From January through March 2017, 84.4 thousand honey bee colonies died due to CCD. This is a 27 percent decrease from the same time period in 2016, according to United States Department of Agriculture. (Robert Kash/Creative Commons)

From January through March 2017, 84.4 thousand honey bee colonies died due to CCD. This is a 27 percent decrease from the same time period in 2016, according to United States Department of Agriculture. (Robert Kash/Creative Commons)

Bees are dying at an alarming rate, which is negatively affecting the environment, economy and human health. The main cause of the increasing deaths comes from a phenomenon called Colony Collapse Disorder, according to the United States Environmental Protection Agency (EPA)

Colony Collapse Disorder (CCD) occurs when the majority of worker bees in a colony disappear and leave behind their queen, plenty of food, and the immature bees, according to the EPA. There are many possible causes, including pesticides, mites, poor-quality queens, starvation, loss of habitat, and climate change.

From January through March 2017, 84.4 thousand honey bee colonies died due to CCD. This is a 27 percent decrease from the same time period in 2016, according to United States Department of Agriculture.

Julia Cartabiano, farm manager at the University of Connecticut Spring Valley Student Farm, said that Colony Collapse Disorder would be devastating for the hives at Spring Valley.

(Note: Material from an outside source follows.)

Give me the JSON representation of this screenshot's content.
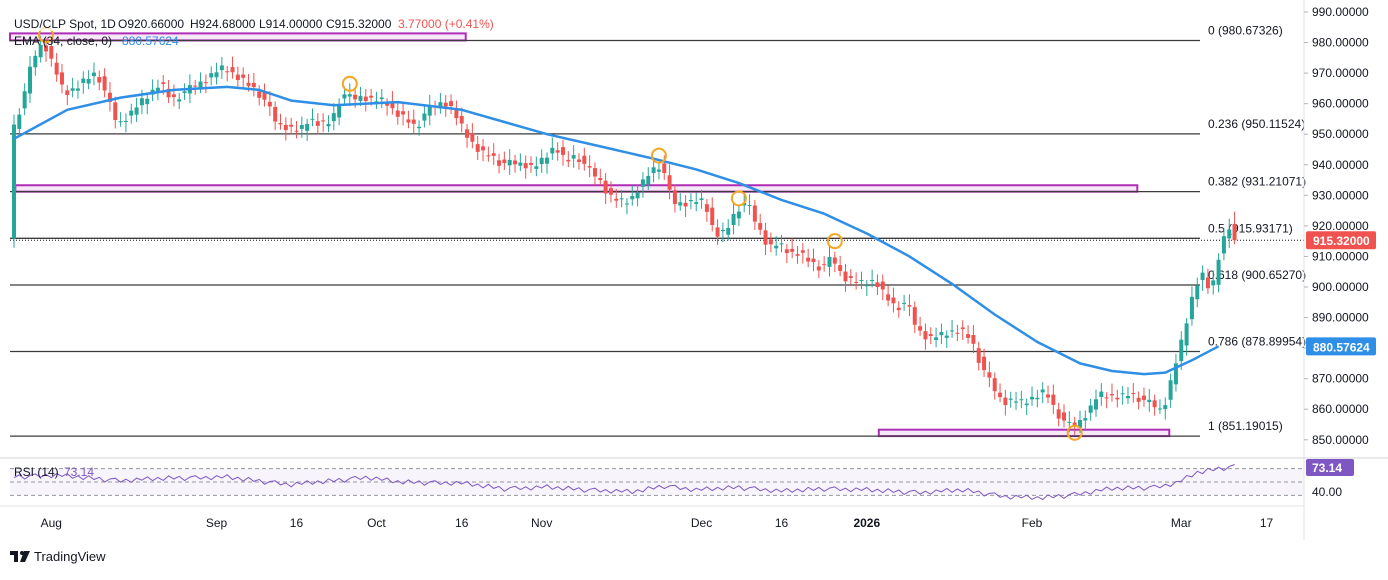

“We [would] have to start all over again with new hives. We wouldn’t get any honey the first year. It would impact [UConn] financially,” Cartabiano said. “It would decrease the number of pollinators in the garden... [T]hat could impact the pollination of our vegetables. It’s not just one thing, it’s a variety of factors.”

Cartabiano said a bee loss would also affect UConn on a more personal level.

“Dining Services uses the honey in Chuck and Augie’s restaurant. Catering uses the honey in their products and if there is extra, they sell it at the C-Store [located in the Student Union]. We have a beekeeping club on campus and they extract honey from their hives,” Cartabiano said. “One of the farmers at Spring Valley Student Farm, Danny Mitola… took care of the bees this past summer, will work with them this semester and is a member of the UConn Beekeeping club.”

In addition to Mitola, there are several UConn students working with bees and the promotion of bee awareness.  Emily O'Hara, a sophomore, is the secretary of UConnPIRG and the campaign coordinator for the Save the Bees campaign.

“Save the Bees is dedicated to advocating for the protection of pollinators not only here at UConn, but also in the community, throughout the state and on a national level,” O’Hara said. “Last semester, we collected more than 500 photo petitions of students letting the EPA know that they believe pollinators should be protected.”

The Save the Bees campaign targets harmful pesticides called neonicotinoids (sometimes shortened to neonics), O’Hara said, which have destructive properties on bees and their hives and can contribute to Colony Collapse Disorder. The state of Connecticut significantly restricted the use of these pesticides in the spring of 2016.

“Bee populations have been declining at a rate of 40 percent per year, and what a lot of people don't realize is the fact that bees are responsible for one in every three forkfuls of food we eat. That means that without bees, we wouldn't have a significant amount of our food; even dairy would be impacted because bees pollinate much of the grass cows eat,” O’Hara said.

“Right now, we need to be cognizant of how we benefit from our environment, and we cannot afford to be complacent. We will be the [first] generation that feels the effects of any harm being done to our environment. To have a better future, we have the opportunity now to volunteer, advocate and actually make tangible change,” O’Hara said.